Now, through modeling and simulation, Im and his team have revealed the bilayer properties of 21 distinct Lipid A types from 12 Gram-negative bacterial species. Im and his colleagues from the University of Kansas, University of Maryland and Stockholm University investigate the differences and similarities of the membrane properties such as area per lipid, hydrophobic thickness, and acyl chain order. The group also examined the influence of several neutralizing ion types (Ca2+, K+, and Na+) on bacterial membrane properties, including lipid diffusion coefficients, ion residence times, and compressibility modulus that are experimentally comparable. Their results were published yesterday (Oct. 18) in an article in Biophysical Journal titled “Bilayer Properties of Lipid A from Various Gram-negative Bacteria.”
Lipid A is one of three regions that make up lipopolysaccharides (LPS), an integral component of the outer leaflet of the outer membrane of Gram-negative bacteria where they shield the bacterium from environmental threats. Because the LPS make the outer membrane more impermeable to antibiotics, understanding and manipulating LPS membrane stability could be an effective way to develop new Gram-negative antibiotics. Lipid A is the anchoring region of LPS and is responsible for Toxic Shock Syndrome and sepsis.

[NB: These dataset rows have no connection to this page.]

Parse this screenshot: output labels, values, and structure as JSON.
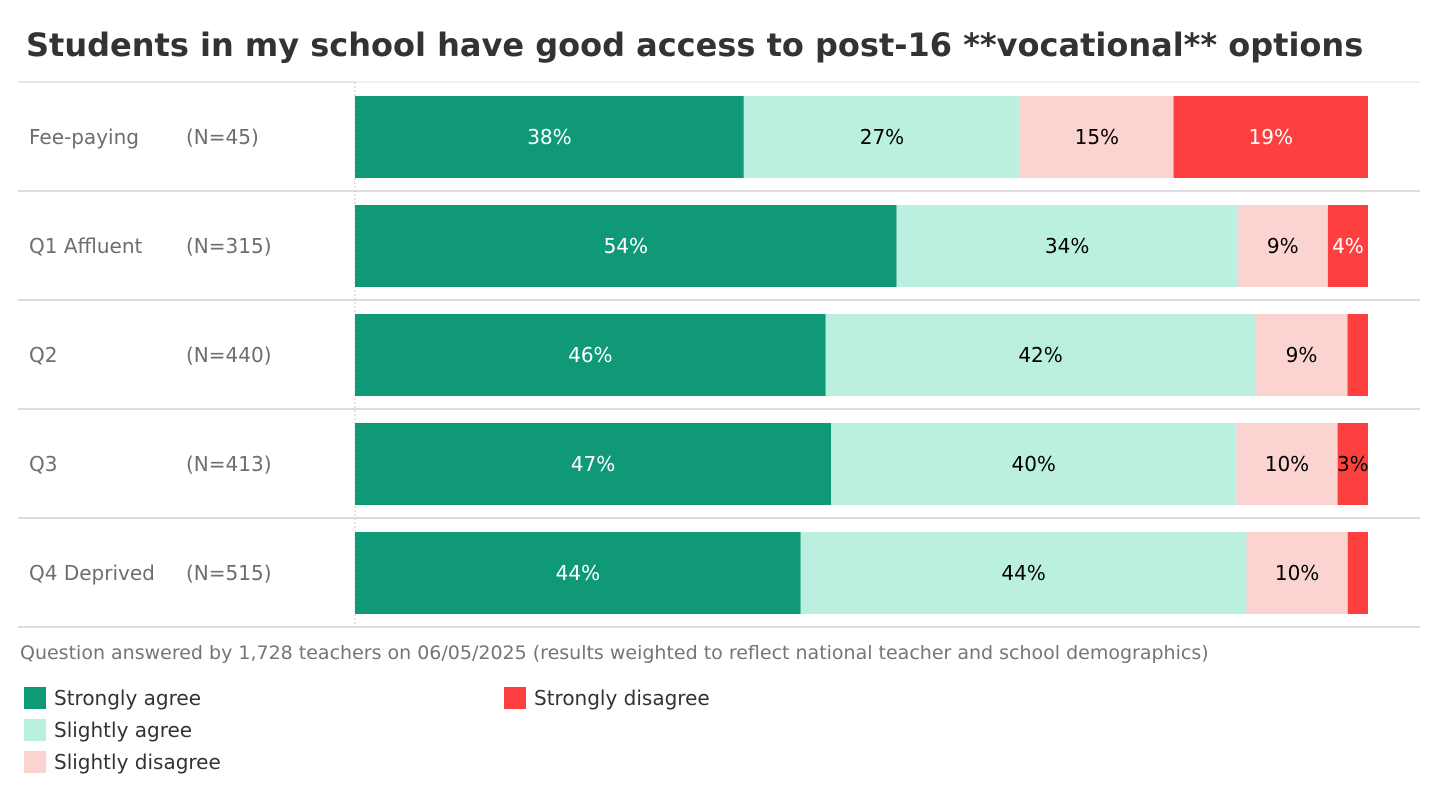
{
  "chart_data": {
    "type": "bar",
    "orientation": "horizontal",
    "stacked": true,
    "title": "Students in my school have good access to post-16 **vocational** options",
    "categories": [
      "Fee-paying",
      "Q1 Affluent",
      "Q2",
      "Q3",
      "Q4 Deprived"
    ],
    "sample_sizes": [
      "(N=45)",
      "(N=315)",
      "(N=440)",
      "(N=413)",
      "(N=515)"
    ],
    "series": [
      {
        "name": "Strongly agree",
        "color": "#0f9976",
        "label_color": "#ffffff",
        "values": [
          38,
          54,
          46,
          47,
          44
        ],
        "labels": [
          "38%",
          "54%",
          "46%",
          "47%",
          "44%"
        ]
      },
      {
        "name": "Slightly agree",
        "color": "#bbefdf",
        "label_color": "#000000",
        "values": [
          27,
          34,
          42,
          40,
          44
        ],
        "labels": [
          "27%",
          "34%",
          "42%",
          "40%",
          "44%"
        ]
      },
      {
        "name": "Slightly disagree",
        "color": "#fbd3d1",
        "label_color": "#000000",
        "values": [
          15,
          9,
          9,
          10,
          10
        ],
        "labels": [
          "15%",
          "9%",
          "9%",
          "10%",
          "10%"
        ]
      },
      {
        "name": "Strongly disagree",
        "color": "#fe3f3f",
        "label_color": "#ffffff",
        "values": [
          19,
          4,
          2,
          3,
          2
        ],
        "labels": [
          "19%",
          "4%",
          "",
          "3%",
          ""
        ],
        "label_colors": [
          "#ffffff",
          "#ffffff",
          "#ffffff",
          "#000000",
          "#ffffff"
        ]
      }
    ],
    "legend_position": "bottom-left",
    "footnote": "Question answered by 1,728 teachers on 06/05/2025 (results weighted to reflect national teacher and school demographics)"
  }
}
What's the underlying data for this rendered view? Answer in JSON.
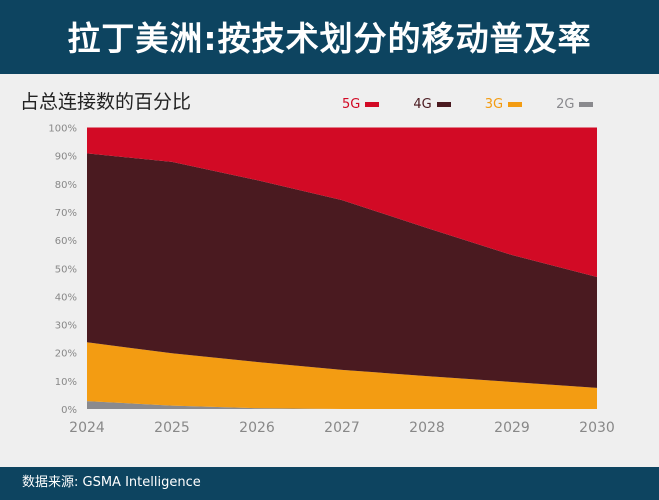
{
  "header": {
    "title": "拉丁美洲:按技术划分的移动普及率"
  },
  "footer": {
    "source": "数据来源: GSMA Intelligence"
  },
  "chart_data": {
    "type": "area",
    "stacked": true,
    "title": "拉丁美洲:按技术划分的移动普及率",
    "subtitle": "占总连接数的百分比",
    "x": [
      "2024",
      "2025",
      "2026",
      "2027",
      "2028",
      "2029",
      "2030"
    ],
    "ylim": [
      0,
      100
    ],
    "yticks": [
      "0%",
      "10%",
      "20%",
      "30%",
      "40%",
      "50%",
      "60%",
      "70%",
      "80%",
      "90%",
      "100%"
    ],
    "legend_placement": "top-right",
    "grid": false,
    "series": [
      {
        "name": "2G",
        "color": "#8a8a8e",
        "values": [
          2.8,
          1.2,
          0.3,
          0,
          0,
          0,
          0
        ]
      },
      {
        "name": "3G",
        "color": "#f39c12",
        "values": [
          20.9,
          18.6,
          16.4,
          13.9,
          11.7,
          9.6,
          7.5
        ]
      },
      {
        "name": "4G",
        "color": "#4a1a20",
        "values": [
          67.1,
          68.0,
          64.6,
          60.3,
          52.6,
          45.1,
          39.4
        ]
      },
      {
        "name": "5G",
        "color": "#d20a25",
        "values": [
          9.2,
          12.2,
          18.7,
          25.8,
          35.7,
          45.3,
          53.1
        ]
      }
    ],
    "legend_order": [
      "5G",
      "4G",
      "3G",
      "2G"
    ]
  }
}
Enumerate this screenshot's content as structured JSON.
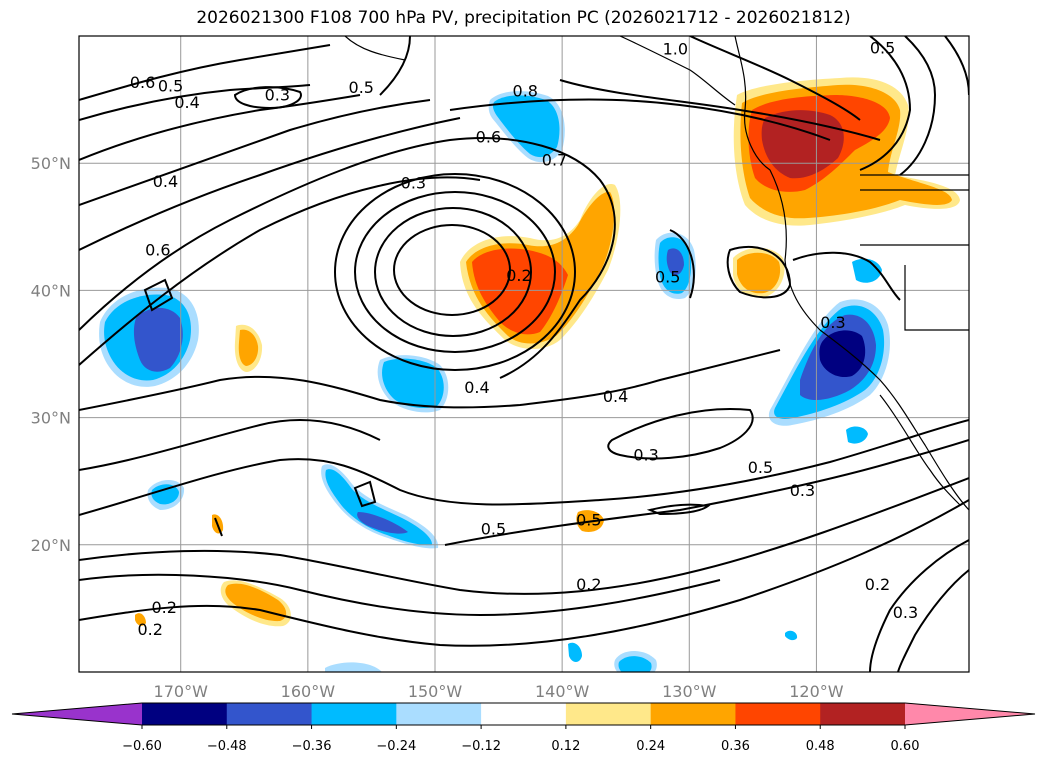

“The more information we can provide about the properties of the outer membrane of these so-called ‘bad bugs,’” says Im, “the quicker researchers can determine which compounds might penetrate and effectively target a specific protein—even turn it off.”
From the study: “…the resulting characteristics of different Lipid A obtained in this study form a basis toward the modeling and simulation of the outer membranes (with and without outer membrane proteins) of various Gram-negative bacteria. In particular, all Lipid A models in this study are available through LPS Modeler in CHARMM-GUI, so that these models can be used to further our understanding of the structure, dynamics, and function of various bacterial outer membranes.”
“My dream,” says Im, “is that one day pharmaceutical companies could come to my lab with 100 compounds with the potential to kill a given Gram-negative bacteria and ask: Which ones should we try? And we could tell them.”
To advance this notion, Im is organizing a “Workshop to Take Aim at Bacteria” at Lehigh on Friday, Nov. 18. The workshop is designed to bring experts in research and policy (including a leader in the Innovative Medicines Initiative) to help speed antibiotic drug development.